I balance her on my hip and walk carefully down the steps. We are on a trek to find washcloths for bathtime which, surprisingly, are clean. But never quite made it out of the the laundry room.
As we make our way she spots him.
“He’s still here!” she points to Charlie, our shelf elf, still hanging from that day’s spot.
“Yep! He hasn’t left yet!”
“He’ll go when we’re sleeping.” she tells me.
“Yes, that’s right!” I assure her.
And I have to admit, I find the whole thing amazing.
Our Charlie, and all elves on shelves around the world right now, are nothing more than a bit of plastic and some felt. They are not particularly well made. It probably cost less to make him than any one of her toys.
And yet, she believes.
She believes that he is magic. To her, he is not a doll. He is not bit of plastic and felt sewn together. He is an elf. A magic elf. And every night, after she is asleep, he travels back to the North Pole. And every morning, before she wakes, he finds a new place to sit in our home. And he waits for her to find him.

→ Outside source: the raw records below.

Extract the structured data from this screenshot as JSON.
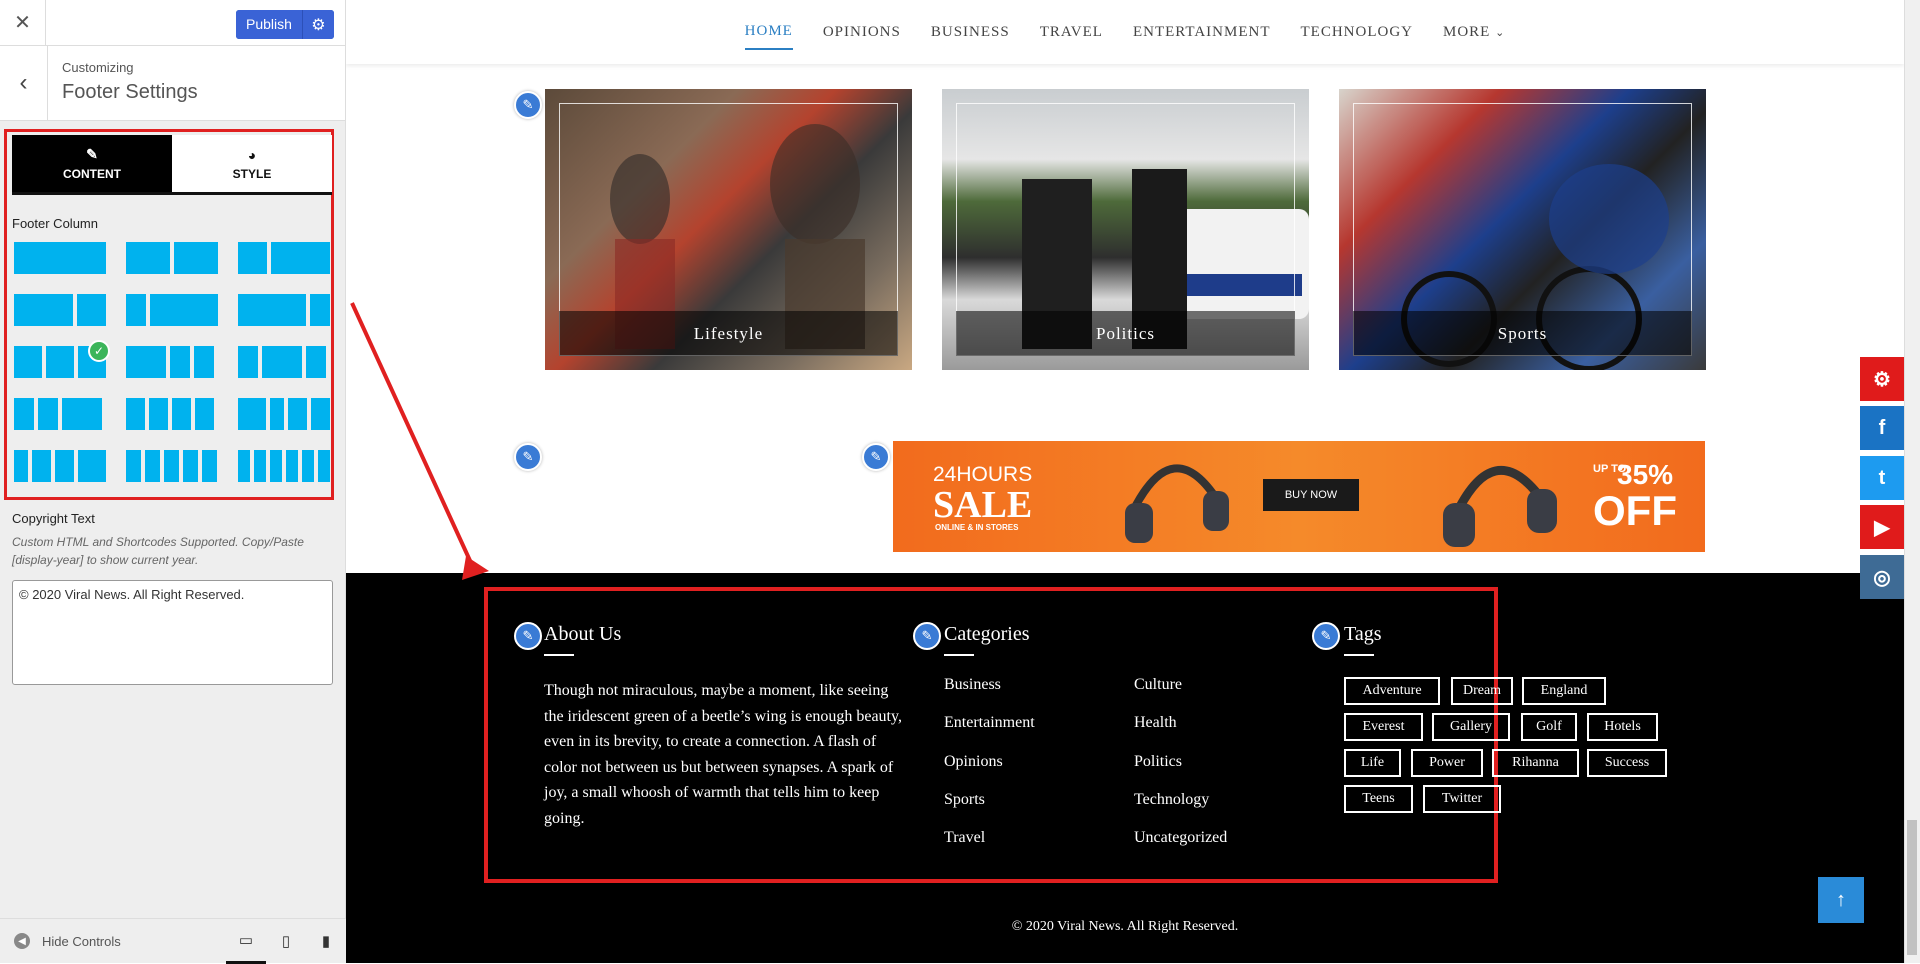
{
  "sidebar": {
    "close_icon": "close-icon",
    "publish_label": "Publish",
    "crumb_small": "Customizing",
    "crumb_title": "Footer Settings",
    "tabs": [
      {
        "label": "CONTENT",
        "icon": "edit-icon"
      },
      {
        "label": "STYLE",
        "icon": "palette-icon"
      }
    ],
    "footer_column_label": "Footer Column",
    "copyright_label": "Copyright Text",
    "copyright_help": "Custom HTML and Shortcodes Supported. Copy/Paste [display-year] to show current year.",
    "copyright_value": "© 2020 Viral News. All Right Reserved.",
    "hide_controls": "Hide Controls",
    "selected_layout": 7
  },
  "nav": {
    "items": [
      "HOME",
      "OPINIONS",
      "BUSINESS",
      "TRAVEL",
      "ENTERTAINMENT",
      "TECHNOLOGY",
      "MORE"
    ],
    "active": "HOME"
  },
  "categories": [
    {
      "label": "Lifestyle"
    },
    {
      "label": "Politics"
    },
    {
      "label": "Sports"
    }
  ],
  "ad": {
    "line1": "24HOURS",
    "line2": "SALE",
    "line3": "ONLINE & IN STORES",
    "button": "BUY NOW",
    "upto": "UP TO",
    "percent": "35%",
    "off": "OFF"
  },
  "footer": {
    "about_title": "About Us",
    "about_text": "Though not miraculous, maybe a moment, like seeing the iridescent green of a beetle’s wing is enough beauty, even in its brevity, to create a connection. A flash of color not between us but between synapses. A spark of joy, a small whoosh of warmth that tells him to keep going.",
    "categories_title": "Categories",
    "categories_col1": [
      "Business",
      "Entertainment",
      "Opinions",
      "Sports",
      "Travel"
    ],
    "categories_col2": [
      "Culture",
      "Health",
      "Politics",
      "Technology",
      "Uncategorized"
    ],
    "tags_title": "Tags",
    "tags": [
      "Adventure",
      "Dream",
      "England",
      "Everest",
      "Gallery",
      "Golf",
      "Hotels",
      "Life",
      "Power",
      "Rihanna",
      "Success",
      "Teens",
      "Twitter"
    ],
    "copyright": "© 2020 Viral News. All Right Reserved."
  },
  "social": [
    "settings-icon",
    "facebook-icon",
    "twitter-icon",
    "youtube-icon",
    "instagram-icon"
  ],
  "colors": {
    "accent": "#2b7fc3",
    "layout_block": "#00b2ee",
    "highlight": "#e02020",
    "footer_bg": "#000000"
  }
}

She wishes him good mornings and good nights. She checks on him throughout the day. She plans to draw a picture for him to take back to Santa.
She believes the tale with all of her heart.
But I look at that elf and I just don’t get it. I don’t get how something so small and simple can hold all of that magic. I don’t get how she believes.
And then there is the rest. All year long, we strive to create magic for her. To create memories. To fill her heart with the joys of an amazing childhood. We work really hard at it. Planning elaborate trips and intricate parties. Finding involved crafts and recipes and projects. We work really hard.
And then December comes and brings Charlie with it. And for 24 days, we move this little guy from place to place and she is enchanted.
And I realize. The effort we put in all year long is not for nothing. The trips and parties and crafts – they are important and she gains from them.
But when I watch her search for Charlie, I realize. It doesn’t take much to engage her imagination. It doesn’t take much to create a sense of wonder so glorious that her eyes widen with delight and her feet can’t keep from bouncing her tiny body around the house. The pressure we put on ourselves to go crazy with plans is self inflicted. An afternoon with a cardboard box and some markers is enough. A few sways on the swing, when we pretend the swing is a rocket ship taking us to the moon, is enough. An afternoon cuddled on the couch reading book after book after book is enough. A little bit of felt and plastic in the shape of an elf is enough.
Creating magic and memories and a childhood of wonder for our children is so much easier than we make it out to be. And that is a certain kind of magic all on it’s own.
She looks at Charlie and believes he is magic. And when I look at him through her eyes, I believe it too.